A major consequence of traumatic brain and spinal cord injury is the loss of the myelin sheath, a cholesterol-rich layer of insulation that wraps around axons of the nervous system. In the central nervous system (CNS), myelin is produced and maintained by oligodendrocytes. Damage to the CNS may result in oligodendrocyte cell death and subsequent loss of myelin, which can have serious consequences for functional recovery. Demyelination impairs neuronal function by decelerating signal transmission along the axon and has been implicated in many neurodegenerative diseases. After a traumatic injury, mechanisms of endogenous remyelination in the CNS are limited and often fail, for reasons that remain poorly understood. One area of research focuses on enhancing this endogenous response. Existing techniques include the use of small molecules, RNA interference (RNAi), and monoclonal antibodies that target specific signaling components of myelination for recovery. Cell-based replacement strategies geared towards replenishing oligodendrocytes and their progenitors have been utilized by several groups in the last decade as well. In this review article, we discuss the effects of traumatic injury on oligodendrocytes in the CNS, the lack of endogenous remyelination, translational studies in rodent models promoting remyelination, and finally human clinical studies on remyelination in the CNS after injury.
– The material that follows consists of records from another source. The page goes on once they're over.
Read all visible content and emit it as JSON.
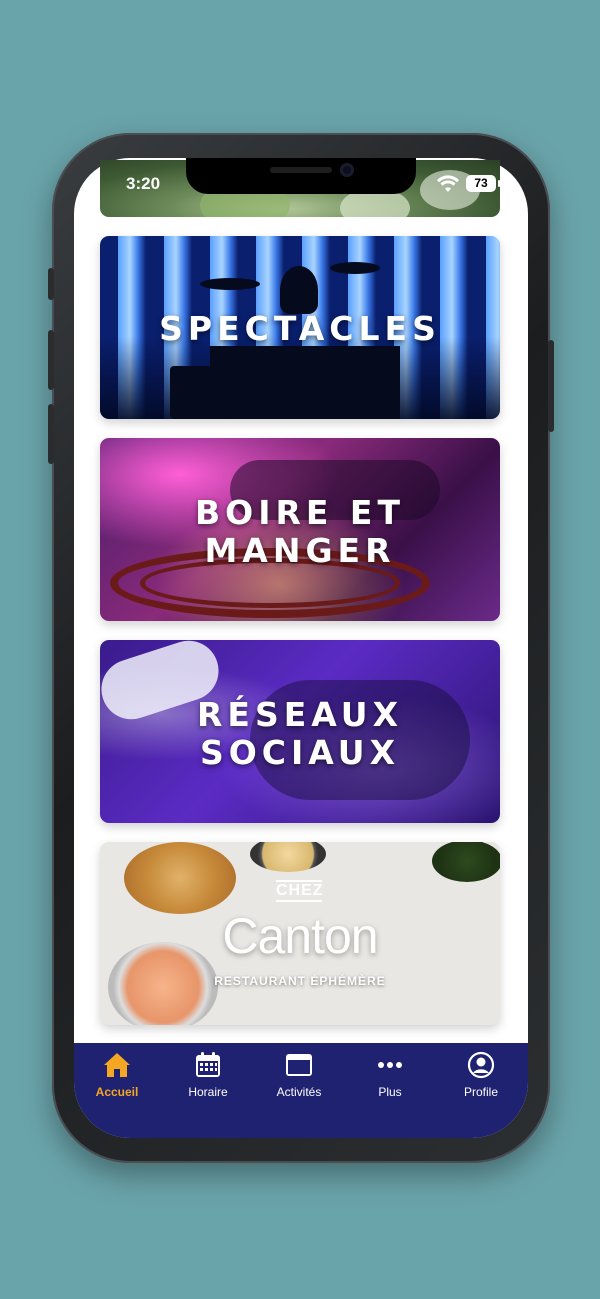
{
  "status_bar": {
    "time": "3:20",
    "battery": "73"
  },
  "cards": [
    {
      "title_line1": "SPECTACLES",
      "title_line2": ""
    },
    {
      "title_line1": "BOIRE ET",
      "title_line2": "MANGER"
    },
    {
      "title_line1": "RÉSEAUX",
      "title_line2": "SOCIAUX"
    }
  ],
  "restaurant_card": {
    "prefix": "CHEZ",
    "name": "Canton",
    "subtitle": "RESTAURANT ÉPHÉMÈRE"
  },
  "tabbar": {
    "items": [
      {
        "label": "Accueil",
        "icon": "home-icon",
        "active": true
      },
      {
        "label": "Horaire",
        "icon": "calendar-icon",
        "active": false
      },
      {
        "label": "Activités",
        "icon": "window-icon",
        "active": false
      },
      {
        "label": "Plus",
        "icon": "more-icon",
        "active": false
      },
      {
        "label": "Profile",
        "icon": "profile-icon",
        "active": false
      }
    ],
    "active_color": "#f5a623",
    "background": "#1e2270"
  }
}
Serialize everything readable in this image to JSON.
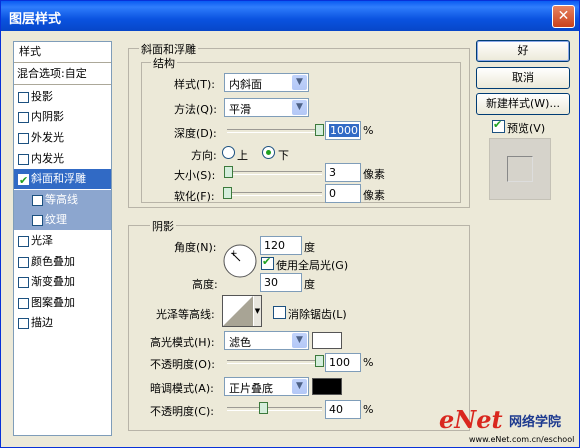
{
  "window": {
    "title": "图层样式",
    "close": "✕"
  },
  "left_panel": {
    "header": "样式",
    "blend": "混合选项:自定",
    "items": [
      {
        "label": "投影",
        "checked": false
      },
      {
        "label": "内阴影",
        "checked": false
      },
      {
        "label": "外发光",
        "checked": false
      },
      {
        "label": "内发光",
        "checked": false
      },
      {
        "label": "斜面和浮雕",
        "checked": true
      },
      {
        "label": "等高线",
        "checked": false
      },
      {
        "label": "纹理",
        "checked": false
      },
      {
        "label": "光泽",
        "checked": false
      },
      {
        "label": "颜色叠加",
        "checked": false
      },
      {
        "label": "渐变叠加",
        "checked": false
      },
      {
        "label": "图案叠加",
        "checked": false
      },
      {
        "label": "描边",
        "checked": false
      }
    ]
  },
  "bevel": {
    "group_title": "斜面和浮雕",
    "structure_title": "结构",
    "style_label": "样式(T):",
    "style_value": "内斜面",
    "method_label": "方法(Q):",
    "method_value": "平滑",
    "depth_label": "深度(D):",
    "depth_value": "1000",
    "depth_unit": "%",
    "direction_label": "方向:",
    "dir_up": "上",
    "dir_down": "下",
    "size_label": "大小(S):",
    "size_value": "3",
    "size_unit": "像素",
    "soften_label": "软化(F):",
    "soften_value": "0",
    "soften_unit": "像素"
  },
  "shading": {
    "title": "阴影",
    "angle_label": "角度(N):",
    "angle_value": "120",
    "angle_unit": "度",
    "global_light": "使用全局光(G)",
    "altitude_label": "高度:",
    "altitude_value": "30",
    "altitude_unit": "度",
    "gloss_label": "光泽等高线:",
    "antialias": "消除锯齿(L)",
    "highlight_label": "高光模式(H):",
    "highlight_value": "滤色",
    "highlight_color": "#ffffff",
    "opacity1_label": "不透明度(O):",
    "opacity1_value": "100",
    "opacity_unit": "%",
    "shadow_label": "暗调模式(A):",
    "shadow_value": "正片叠底",
    "shadow_color": "#000000",
    "opacity2_label": "不透明度(C):",
    "opacity2_value": "40"
  },
  "buttons": {
    "ok": "好",
    "cancel": "取消",
    "new_style": "新建样式(W)...",
    "preview": "预览(V)"
  },
  "watermark": {
    "brand": "eNet",
    "cn": "网络学院",
    "url": "www.eNet.com.cn/eschool"
  },
  "colors": {
    "accent": "#316ac5",
    "title_bar": "#0a53e0",
    "watermark_red": "#d9271e",
    "watermark_blue": "#1d3a8f"
  }
}
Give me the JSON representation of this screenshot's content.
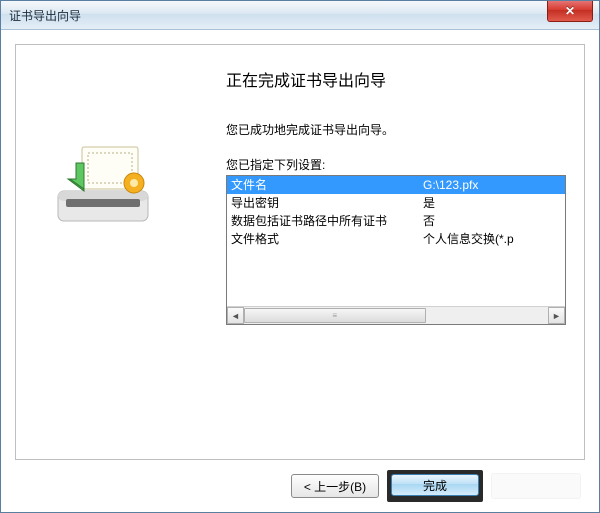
{
  "window": {
    "title": "证书导出向导"
  },
  "wizard": {
    "heading": "正在完成证书导出向导",
    "success_msg": "您已成功地完成证书导出向导。",
    "settings_intro": "您已指定下列设置:",
    "rows": [
      {
        "label": "文件名",
        "value": "G:\\123.pfx"
      },
      {
        "label": "导出密钥",
        "value": "是"
      },
      {
        "label": "数据包括证书路径中所有证书",
        "value": "否"
      },
      {
        "label": "文件格式",
        "value": "个人信息交换(*.p"
      }
    ]
  },
  "buttons": {
    "back": "< 上一步(B)",
    "finish": "完成"
  },
  "icons": {
    "close": "✕",
    "scroll_left": "◄",
    "scroll_right": "►",
    "thumb_grip": "≡"
  }
}
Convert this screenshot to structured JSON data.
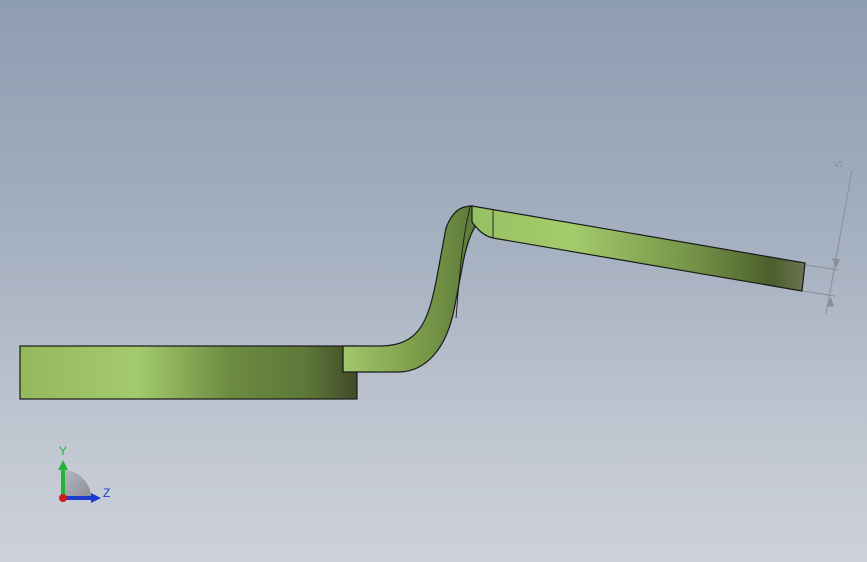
{
  "viewport": {
    "background_top": "#8e9db1",
    "background_bottom": "#cdd2da"
  },
  "model": {
    "part_color_light": "#a1c96b",
    "part_color_dark": "#556a35",
    "edge_color": "#1a1a1a"
  },
  "dimension": {
    "value": "5",
    "color": "#8a8f97"
  },
  "triad": {
    "y_label": "Y",
    "z_label": "Z",
    "y_color": "#22b33a",
    "z_color": "#1d3ccf",
    "x_color": "#d11a1a"
  }
}
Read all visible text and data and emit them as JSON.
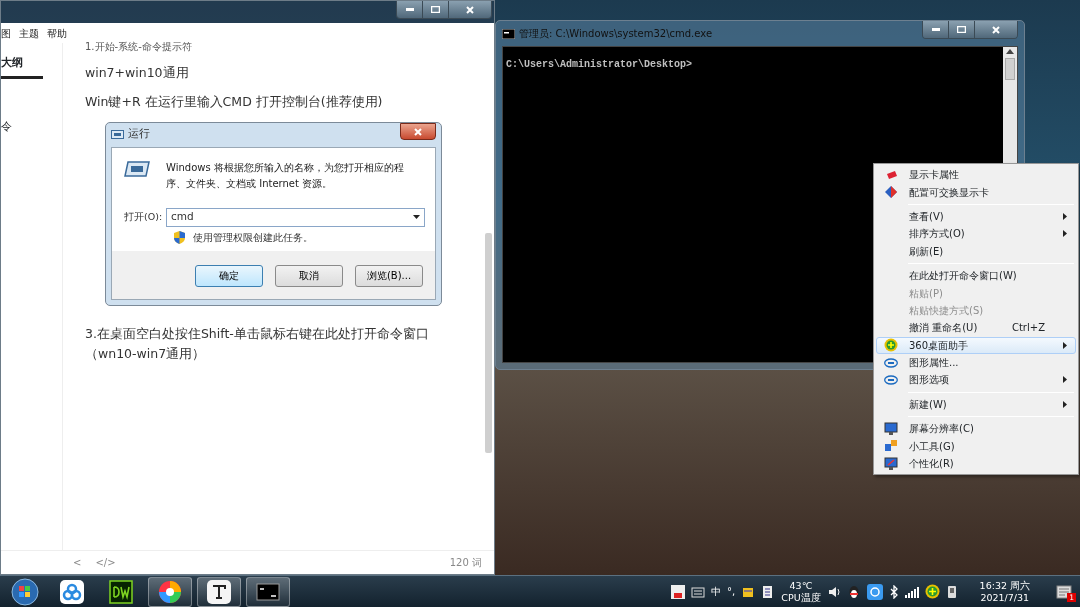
{
  "editor": {
    "menu": [
      "图",
      "主题",
      "帮助"
    ],
    "sidebar_tabs": [
      {
        "label": "大纲",
        "selected": true
      }
    ],
    "sidebar_items": [
      "令"
    ],
    "paragraphs": [
      "1.开始-系统-命令提示符",
      "win7+win10通用",
      "Win键+R 在运行里输入CMD 打开控制台(推荐使用)"
    ],
    "run_dialog": {
      "title": "运行",
      "description": "Windows 将根据您所输入的名称，为您打开相应的程序、文件夹、文档或 Internet 资源。",
      "open_label": "打开(O):",
      "value": "cmd",
      "admin_note": "使用管理权限创建此任务。",
      "buttons": [
        {
          "label": "确定",
          "default": true
        },
        {
          "label": "取消",
          "default": false
        },
        {
          "label": "浏览(B)...",
          "default": false
        }
      ]
    },
    "after_paragraphs": [
      "3.在桌面空白处按住Shift-单击鼠标右键在此处打开命令窗口（wn10-win7通用）"
    ],
    "footer": {
      "back_symbol": "<",
      "code_symbol": "</>",
      "word_count": "120 词"
    }
  },
  "cmd": {
    "title": "管理员: C:\\Windows\\system32\\cmd.exe",
    "prompt": "C:\\Users\\Administrator\\Desktop>"
  },
  "context_menu": {
    "items": [
      {
        "kind": "item",
        "label": "显示卡属性",
        "disabled": false,
        "selected": false,
        "submenu": false
      },
      {
        "kind": "item",
        "label": "配置可交换显示卡",
        "disabled": false,
        "selected": false,
        "submenu": false
      },
      {
        "kind": "separator"
      },
      {
        "kind": "item",
        "label": "查看(V)",
        "disabled": false,
        "selected": false,
        "submenu": true
      },
      {
        "kind": "item",
        "label": "排序方式(O)",
        "disabled": false,
        "selected": false,
        "submenu": true
      },
      {
        "kind": "item",
        "label": "刷新(E)",
        "disabled": false,
        "selected": false,
        "submenu": false
      },
      {
        "kind": "separator"
      },
      {
        "kind": "item",
        "label": "在此处打开命令窗口(W)",
        "disabled": false,
        "selected": false,
        "submenu": false
      },
      {
        "kind": "item",
        "label": "粘贴(P)",
        "disabled": true,
        "selected": false,
        "submenu": false
      },
      {
        "kind": "item",
        "label": "粘贴快捷方式(S)",
        "disabled": true,
        "selected": false,
        "submenu": false
      },
      {
        "kind": "item",
        "label": "撤消 重命名(U)",
        "shortcut": "Ctrl+Z",
        "disabled": false,
        "selected": false,
        "submenu": false
      },
      {
        "kind": "item",
        "label": "360桌面助手",
        "disabled": false,
        "selected": true,
        "submenu": true
      },
      {
        "kind": "item",
        "label": "图形属性...",
        "disabled": false,
        "selected": false,
        "submenu": false
      },
      {
        "kind": "item",
        "label": "图形选项",
        "disabled": false,
        "selected": false,
        "submenu": true
      },
      {
        "kind": "separator"
      },
      {
        "kind": "item",
        "label": "新建(W)",
        "disabled": false,
        "selected": false,
        "submenu": true
      },
      {
        "kind": "separator"
      },
      {
        "kind": "item",
        "label": "屏幕分辨率(C)",
        "disabled": false,
        "selected": false,
        "submenu": false
      },
      {
        "kind": "item",
        "label": "小工具(G)",
        "disabled": false,
        "selected": false,
        "submenu": false
      },
      {
        "kind": "item",
        "label": "个性化(R)",
        "disabled": false,
        "selected": false,
        "submenu": false
      }
    ]
  },
  "taskbar": {
    "apps": [
      {
        "running": false
      },
      {
        "running": false
      },
      {
        "running": true
      },
      {
        "running": true
      },
      {
        "running": true
      }
    ],
    "tray": {
      "ime_mode": "中",
      "punctuation": "°,",
      "temperature": "43℃",
      "temperature_label": "CPU温度",
      "time": "16:32 周六",
      "date": "2021/7/31",
      "notification_count": "1"
    }
  }
}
创伤性脑和脊髓损伤的一个主要后果是髓鞘的丧失，髓鞘是包裹神经系统轴突的富含胆固醇的绝缘层。在中枢神经系统 (CNS) 中，髓磷脂由少突胶质细胞产生和维持。中枢神经系统损伤可能导致少突胶质细胞死亡和随后的髓鞘质丧失，这可能对功能恢复产生严重后果。脱髓鞘通过减慢沿轴突的信号传输来损害神经元功能，并且与许多神经退行性疾病有关。创伤性损伤后，中枢神经系统内源性髓鞘再生机制受到限制，并且经常失败，其原因仍知之甚少。研究领域的一个重点是增强这种内源性反应。现有技术包括使用小分子、RNA 干扰 (RNAi) 和单克隆抗体，针对髓鞘形成的特定信号成分进行恢复。在过去的十年中，一些研究小组也采用了旨在补充少突胶质细胞及其祖细胞的基于细胞的替代策略。在这篇综述文章中，我们讨论了创伤性损伤对中枢神经系统少突胶质细胞的影响、内源性髓鞘再生的缺乏、促进髓鞘再生的啮齿动物模型的转化研究，以及受伤后中枢神经系统髓鞘再生的人类临床研究。